Journal: Zhongguo ying yong sheng li xue za zhi = Zhongguo yingyong shenglixue zazhi = Chinese journal of applied physiology
This publication reviews the emerging role of sunvozertinib (DZD9008), a next-generation EGFR tyrosine kinase inhibitor specifically engineered for EGFR exon 20 insertion–mutated NSCLC, a setting where standard EGFR TKIs have historically been ineffective due to conformational changes in the kinase domain.
Key points:
- Rationale and design: Sunvozertinib is structurally optimized for high potency against a broad range of EGFR Ex20ins variants while sparing wild-type EGFR, aiming to reduce classic EGFR-related toxicities (e.g., severe rash, diarrhea) that limit dosing of less selective agents.

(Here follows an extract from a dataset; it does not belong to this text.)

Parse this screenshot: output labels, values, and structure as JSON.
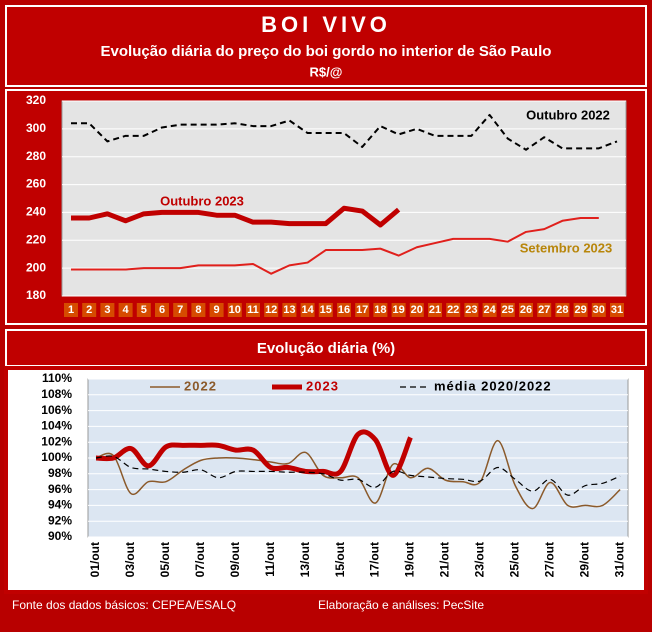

- Clinical context: Patients with EGFR Ex20ins have had limited options, traditionally treated with platinum-doublet chemotherapy. Recently approved agents (amivantamab, mobocertinib) have improved outcomes but are constrained by tolerability, CNS activity, and durability of response.
- Preclinical data: Models show strong inhibition across multiple Ex20ins variants and suggest lower off-target wild-type EGFR inhibition. Animal data also indicate potentially meaningful CNS penetration and activity, important for patients with brain metastases.
- Clinical activity: Early-phase WU-KONG trials demonstrate promising efficacy, with reported objective response rates around 44–60% in previously treated patients and encouraging results in treatment-naïve cohorts.
- Safety/tolerability: The most frequent adverse events are diarrhea, rash, and stomatitis, generally milder than with some other Ex20ins-directed agents, supporting a manageable safety profile at clinically active doses.
Overall, the article positions sunvozertinib as a rationally designed, selective EGFR Ex20ins inhibitor with encouraging early efficacy, potential CNS activity, and a manageable toxicity profile, addressing several limitations of existing therapies for this molecular subset of NSCLC.